Pada Selasa 9 Juli 2024 silam, KPK lantas menahan tiga tersangka itu di Rutan Cabang KPK. Tiga tersangka dimaksud adalah Bambang Anggono (BA, mantan General Manager PT PLN Unit Induk Pembangkitan Sumatera Bagian Selatan; Budi Widi Asmoro (BWA), mantan Manager Engineering PT PLN Unit Induk Pembangkitan Sumatera Bagian Selatan; dan Nehemia Indrajaya (NI) Direktur PT Truba Engineering Indonesia.

"Kami menetapkan tersangka sekaligus juga untuk melakukan penahanan terkait pekerjaan retrofit sistem sootblowing PLTU Bukit Asam PT PLN Persero Sumatera Bagian Selatan. KPK telah menetapkan 3 tersangka yaitu BA, BWA, dan NI," kata Wakil Ketua KPK, Alexander Marwata dalam konferensi pers di Gedung KPK, Jakarta Selatan, Selasa (9/7/2024) saat itu.

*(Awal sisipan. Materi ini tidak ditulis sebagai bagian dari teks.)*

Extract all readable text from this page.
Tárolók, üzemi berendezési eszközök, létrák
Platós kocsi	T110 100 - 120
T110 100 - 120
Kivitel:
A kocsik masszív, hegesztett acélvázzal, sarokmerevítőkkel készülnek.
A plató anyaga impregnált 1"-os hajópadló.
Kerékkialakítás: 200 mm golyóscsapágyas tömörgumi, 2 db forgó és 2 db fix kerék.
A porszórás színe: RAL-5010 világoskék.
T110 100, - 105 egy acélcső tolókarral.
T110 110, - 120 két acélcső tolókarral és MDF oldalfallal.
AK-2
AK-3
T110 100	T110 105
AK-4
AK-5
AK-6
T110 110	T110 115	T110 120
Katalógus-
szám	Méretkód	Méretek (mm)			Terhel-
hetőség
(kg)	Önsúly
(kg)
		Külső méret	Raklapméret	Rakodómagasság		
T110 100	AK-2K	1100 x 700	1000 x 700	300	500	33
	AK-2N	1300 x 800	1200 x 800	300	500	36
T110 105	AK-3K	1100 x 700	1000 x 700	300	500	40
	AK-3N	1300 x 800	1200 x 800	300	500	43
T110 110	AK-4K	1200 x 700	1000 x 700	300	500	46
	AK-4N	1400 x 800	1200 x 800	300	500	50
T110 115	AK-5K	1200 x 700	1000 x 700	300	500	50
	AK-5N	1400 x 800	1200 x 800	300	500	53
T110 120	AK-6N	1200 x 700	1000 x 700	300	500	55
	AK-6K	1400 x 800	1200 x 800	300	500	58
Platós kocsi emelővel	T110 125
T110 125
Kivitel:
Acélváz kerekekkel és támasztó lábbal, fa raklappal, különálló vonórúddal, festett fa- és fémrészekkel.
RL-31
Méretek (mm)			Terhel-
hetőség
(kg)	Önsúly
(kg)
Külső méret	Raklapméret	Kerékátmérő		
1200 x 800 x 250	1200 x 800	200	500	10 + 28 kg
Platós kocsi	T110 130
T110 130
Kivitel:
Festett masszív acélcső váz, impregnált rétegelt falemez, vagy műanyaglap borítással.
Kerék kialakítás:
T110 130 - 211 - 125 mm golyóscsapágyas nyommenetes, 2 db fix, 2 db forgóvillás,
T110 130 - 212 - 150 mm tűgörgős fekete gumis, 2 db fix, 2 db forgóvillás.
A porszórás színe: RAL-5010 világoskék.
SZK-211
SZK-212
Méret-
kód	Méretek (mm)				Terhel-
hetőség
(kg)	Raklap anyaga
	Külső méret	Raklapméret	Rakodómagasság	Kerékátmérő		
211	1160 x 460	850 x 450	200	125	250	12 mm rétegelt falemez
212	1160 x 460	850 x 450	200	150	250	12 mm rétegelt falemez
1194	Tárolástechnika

Alex mengatakan mereka akan ditahan selama 20 hari ke depan. Alex menyampaikan tiga tersangka itu ditahan di Rutan Cabang KPK. "Para tersangka dikakukan penahanan untuk jangka selama 20 hari pertama sejak hari ini 9 Juli 2024 sampai 28 Juli 2024 penahanan dilakukan di Rutan Cabang KPK," jelasnya.

Kronologi

Pada 17 Januari 2018, PT PLN (Persero) Pusat menyetujui usulan anggaran yang diajukan PT PLN Unit Induk Pembangkitan Sumbagsel. Diantaranya, memuat anggaran pengadaan retrofit sootblowing sistem PLTU Bukit Asam tahun 2018 sebesar Rp 52 miliar.

Kemudian, para tersangka itu lalu bertemu dan membahas mengenai teknis material supply dan harga penawaran sootblower untuk rencana pekerjaan retrofit sistem sootblowing. Lalu, Budi Widi Asmoro, menunjuk Nehemia Indrajaya sebagai calon pelaksana pekerjaan tersebut.

Selanjutnya, Nehemia mengirimkan spesifikasi teknis sootblower type blower F149 dengan harga penawaran sebesar Rp 52 miliar kepada Budi. Lalu, Budi pun meminta PLTU Bukit Asam untuk menindaklanjuti.

Pada pertengahan 2018, Nehemia dan Budi menyepakati pengerjaan pekerjaan retrofit sistem sootblowing PLTU Bukit Asam akan dibuat penambahan harga sekitar Rp 25 miliar dari penawaran awal sebesar Rp52 miliar. Penambahan anggaran itu lalu dibuat seolah-olah tersapat perubahan spesifikasi teknis produk jenis sootblower.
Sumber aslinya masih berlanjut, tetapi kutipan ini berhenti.